Ceci explique que le groupe doctrinaire présentement encore dominant se soit saisi du dossier depuis une trentaine d’années et diffuse à grande échelle une traduction du Coran totalement asservie à la signification qu’il entend donner.[7]
De plus, pour majorer sa mainmise sur le Texte, les mêmes ont institutionnalisé une présentation éditoriale des traductions désastreuses qui ne font que majorer l’incompréhension du texte. Le lecteur est ainsi en quelque sorte otage de la signification imposée aux traductions et ne peut qu’au prix de grandes difficultés être maître de sa propre capacité de compréhension.
Quoi qu’il en soit, nos avancées sans équivalents dans le décodage thématique et structurel du Coran ainsi que la présentation formelle qui les retranscrit font que, pour la première fois, une traduction du Coran devient un livre !
Notre démarche traductionnelle permet de dépasser le statu quo, et rend possible de voir et comprendre la rigueur de construction d’exposé et de logique du Coran, tel que nous ne l’avons jamais lu.

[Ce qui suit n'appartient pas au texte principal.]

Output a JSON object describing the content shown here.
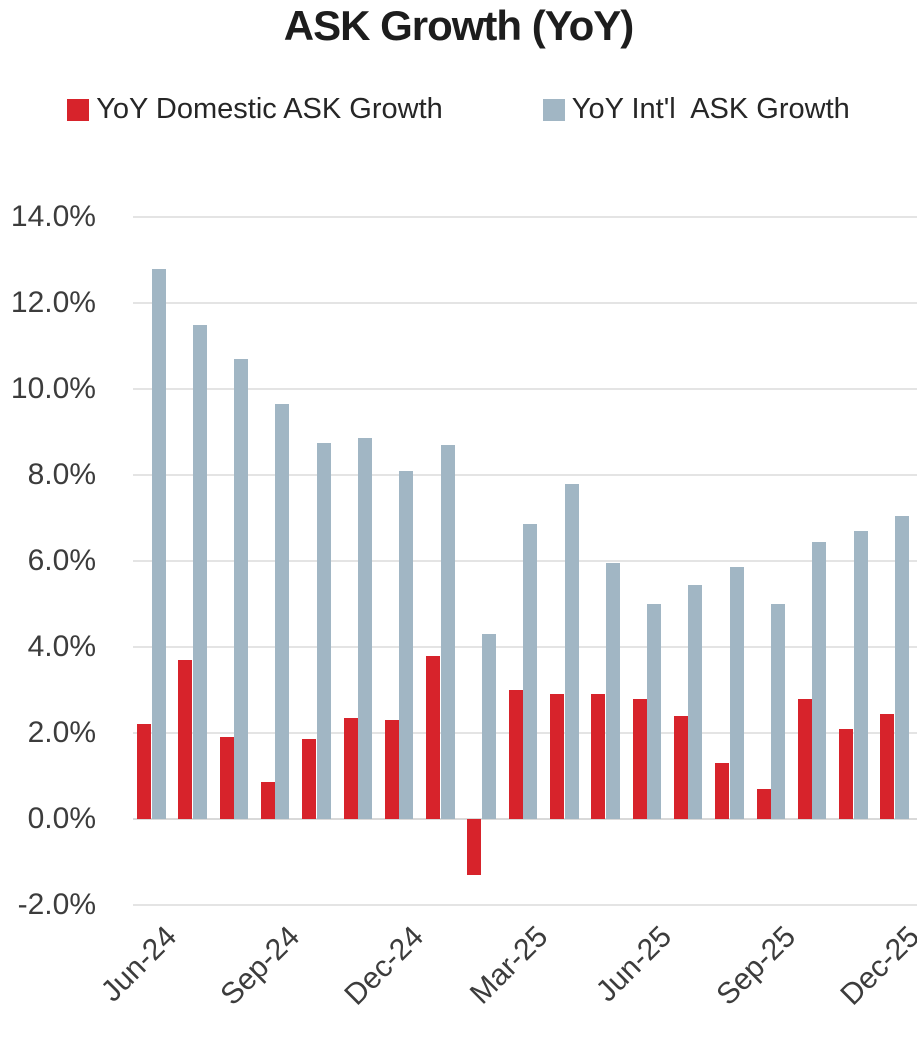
{
  "title": "ASK Growth (YoY)",
  "legend": [
    {
      "label": "YoY Domestic ASK Growth",
      "color": "#d7232b"
    },
    {
      "label": "YoY Int'l  ASK Growth",
      "color": "#a1b6c4"
    }
  ],
  "chart_data": {
    "type": "bar",
    "title": "ASK Growth (YoY)",
    "categories": [
      "Jun-24",
      "Jul-24",
      "Aug-24",
      "Sep-24",
      "Oct-24",
      "Nov-24",
      "Dec-24",
      "Jan-25",
      "Feb-25",
      "Mar-25",
      "Apr-25",
      "May-25",
      "Jun-25",
      "Jul-25",
      "Aug-25",
      "Sep-25",
      "Oct-25",
      "Nov-25",
      "Dec-25"
    ],
    "series": [
      {
        "name": "YoY Domestic ASK Growth",
        "color": "#d7232b",
        "values": [
          2.2,
          3.7,
          1.9,
          0.85,
          1.85,
          2.35,
          2.3,
          3.8,
          -1.3,
          3.0,
          2.9,
          2.9,
          2.8,
          2.4,
          1.3,
          0.7,
          2.8,
          2.1,
          2.45
        ]
      },
      {
        "name": "YoY Int'l  ASK Growth",
        "color": "#a1b6c4",
        "values": [
          12.8,
          11.5,
          10.7,
          9.65,
          8.75,
          8.85,
          8.1,
          8.7,
          4.3,
          6.85,
          7.8,
          5.95,
          5.0,
          5.45,
          5.85,
          5.0,
          6.45,
          6.7,
          7.05
        ]
      }
    ],
    "x_tick_labels": [
      "Jun-24",
      "Sep-24",
      "Dec-24",
      "Mar-25",
      "Jun-25",
      "Sep-25",
      "Dec-25"
    ],
    "x_tick_indices": [
      0,
      3,
      6,
      9,
      12,
      15,
      18
    ],
    "y_ticks": [
      "14.0%",
      "12.0%",
      "10.0%",
      "8.0%",
      "6.0%",
      "4.0%",
      "2.0%",
      "0.0%",
      "-2.0%"
    ],
    "ylim": [
      -2,
      14
    ],
    "y_unit": "%",
    "grid": true,
    "gridline_color": "#e4e4e4",
    "legend_position": "top"
  }
}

Le lecteur peut ainsi retrouver son autonomie et accéder à la compréhension du Coran par l’intermédiaire d’un texte clair en sa formulation et clairement mis en page.
Dr al Ajamî
(Suite et fin)

 

Notes
[1] Confer : https://oumma.com/dr-al-ajami/
[2] Confer : https://oumma.com/nous-navons-jamais-traduit-le-coran/
[3] Cf. supra
[4] Cette mise en page remonte à l’époque ottomane, elle a été généralisée par les impressions du Coran produites en masse par l’Arabie saoudite.
[5] Cf. https://oumma.com/nous-navons-jamais-traduit-le-coran/
[6] Cf. supra.
7] Idem.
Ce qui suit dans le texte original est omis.